If the grandstands are for the serious racing fans, you might be tempted to call the infield the cheap seats, but really the people there have come for another reason altogether: live music and booze. For a journalist sent to document the wild spectacle of the whole event, Pimlico is like a custard-filled doughnut — the perimeter is fine and fluffy, but the good stuff is in the middle.
My first year out, I made my way inside the track early, hoping to get the lay of the land before the crowds filled in. Passing under the racetrack through a tunnel, the infield came into view. Several stages dotted the landscape, a visible sign of how race organizers are working to turn the event into a legitimate music festival, not just a 10-hour drink-a-thon.

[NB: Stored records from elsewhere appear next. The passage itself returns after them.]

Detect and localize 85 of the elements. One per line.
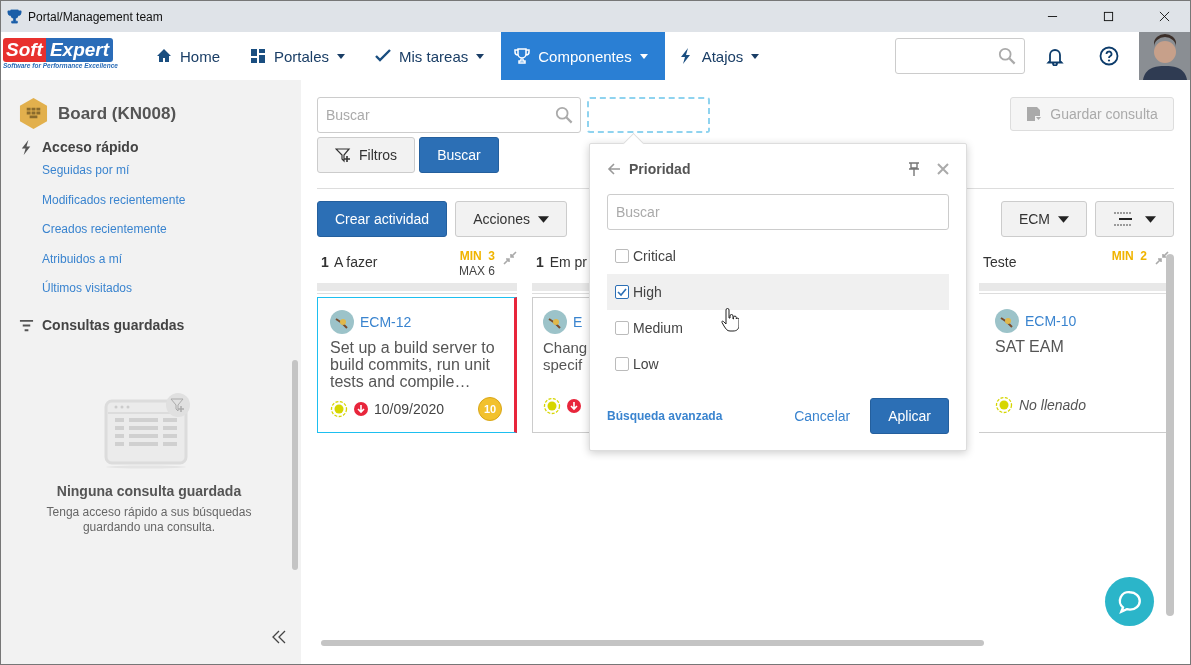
- checkbox[interactable]: [615, 321, 629, 335]
- caret-icon: [1145, 215, 1156, 223]
- section-title: Acceso rápido: [42, 139, 139, 155]
- due-date: 10/09/2020: [374, 401, 445, 417]
- scrollbar[interactable]: [321, 640, 984, 646]
- wip-min: MIN 2: [1111, 249, 1147, 264]
- bell-icon[interactable]: [1045, 46, 1065, 66]
- empty-title: Ninguna consulta guardada: [56, 483, 242, 499]
- trophy-icon: [7, 9, 22, 24]
- card-id-link[interactable]: ECM-12: [360, 314, 412, 330]
- search-field[interactable]: Buscar: [607, 194, 949, 230]
- priority-option[interactable]: High: [607, 274, 949, 310]
- card-id-link[interactable]: ECM-10: [1025, 313, 1077, 329]
- avatar: [995, 309, 1019, 333]
- wip-max: MAX 6: [459, 264, 495, 279]
- window-title: Portal/Management team: [28, 9, 163, 24]
- popup-title: Prioridad: [629, 161, 691, 177]
- chat-icon: [1116, 588, 1143, 615]
- back-arrow-icon[interactable]: [607, 162, 621, 176]
- section-title: Consultas guardadas: [42, 317, 185, 333]
- trophy-icon: [514, 48, 531, 64]
- create-activity-button[interactable]: Crear actividad: [317, 201, 448, 237]
- column-title: Teste: [983, 254, 1017, 270]
- scrollbar[interactable]: [292, 360, 298, 570]
- task-card[interactable]: ECM-12 Set up a build server to build commits, run unit tests and compile… 10/09/2020 10: [317, 297, 517, 433]
- maximize-icon[interactable]: [1103, 11, 1114, 22]
- type-dropdown[interactable]: ECM: [1000, 201, 1087, 237]
- caret-icon: [1058, 215, 1069, 223]
- grid-icon: [250, 48, 266, 64]
- sidebar-link[interactable]: Últimos visitados: [42, 281, 301, 295]
- status-icon: [543, 397, 561, 415]
- wip-min: MIN 3: [459, 249, 495, 264]
- sidebar-link[interactable]: Creados recientemente: [42, 222, 301, 236]
- points-badge: 10: [478, 397, 502, 421]
- save-icon: [1026, 106, 1043, 122]
- collapse-icon[interactable]: [272, 630, 286, 644]
- priority-option[interactable]: Low: [607, 346, 949, 382]
- actions-button[interactable]: Acciones: [455, 201, 567, 237]
- pin-icon[interactable]: [907, 162, 921, 176]
- filter-icon: [335, 147, 351, 163]
- checkbox[interactable]: [615, 285, 629, 299]
- card-id-link[interactable]: E: [573, 314, 583, 330]
- board-title: Board (KN008): [58, 103, 177, 124]
- search-field[interactable]: [895, 38, 1025, 74]
- check-icon: [375, 48, 392, 64]
- checkbox[interactable]: [615, 357, 629, 371]
- board-icon: [19, 98, 48, 129]
- empty-message: Tenga acceso rápido a sus búsquedas guardando una consulta.: [45, 505, 253, 535]
- sidebar-link[interactable]: Seguidas por mí: [42, 163, 301, 177]
- home-icon: [156, 48, 172, 64]
- help-icon[interactable]: [1099, 46, 1119, 66]
- checkbox[interactable]: [615, 249, 629, 263]
- status-icon: [995, 396, 1013, 414]
- advanced-search-link[interactable]: Búsqueda avanzada: [607, 409, 723, 423]
- search-field[interactable]: Buscar: [317, 97, 581, 133]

“Can you take our picture?” a woman whined, handing me her camera before hurrying back to a group of middle-aged women wearing denim shorts, halter tops and platform sandals. Each donned a wide brim hat, decorated with dollar-store tchotchkes like plastic fruit, a rubber ducky and artificial flowers.
I waved the group into place and steadied the camera. “One … Two …,” I called out just as one woman pulled down her top, baring her breasts. “Wooooo!! Go Shannon!” another woman screamed as she poured a beer over her friend. “Heck yeah,” bellowed a man walking by. “Three …” I said, as the shutter clicked.
“Welcome to the Preakness,” a colleague told me later as I recounted the story. “Just wait until things really get started.”
Rowdy infields are certainly not unique to the Preakness. When I was in college, frat boys and their sorority girl dates would make a pilgrimage every year to the Kentucky Derby infield, returning sunburned and worn out with tales that usually ended with the phrase, “… and then I passed out.”
The Preakness infield is its own Baltimore variety of crazy. Freakness, some call it.
More than Cinco de Mayo, New Year’s Eve or St. Patrick’s Day, the Preakness is the high holy day of binge drinking for Maryland’s party-inclined.
A favorite tradition is the Porta-Potty Run (or the Toilet Run, as we journalists are trained to call it since Porta-Potty is a name brand.) Once everybody is sufficiently drunk, the bravest are hoisted on top of the long rows of portable toilets and sent to run from john to john — racing the guy on the adjacent row of potties. It’s a dangerous tradition that has sent at least a few revelers to the hospital, not to mention petrified countless innocent chaps who were just looking to take a whiz in peace.
Some years ago, crews began spacing out the toilets to try and cut down on the tradition.
But then the jumping started …
(GIF by The Baltimore Sun)
After sagging attendance at the 2010 race, Preakness organizers decided to appeal to a younger demographic by bringing in a half-man, half-horse mascot named Kegasus. The “party manimal,” as he was also called, sported an ample beer gut, long hair and a nipple ring. He plays the role of pusher, encouraging everyone to let loose, drink a few beers and maybe abandon their morals for the day.
Critics complained the mascot encouraged binge drinking (duh), and race organizers essentially responded, “Exactly!” (Not a direct quote.)
Sadly, it seems the political pressure may have forced Kegasus to that giant glue factory in the sky. There has been no mention of him from organizers and his Twitter account has gone silent.
Even without Kegasus, you can place at least one certain bet this Saturday. The Preakness will be a party.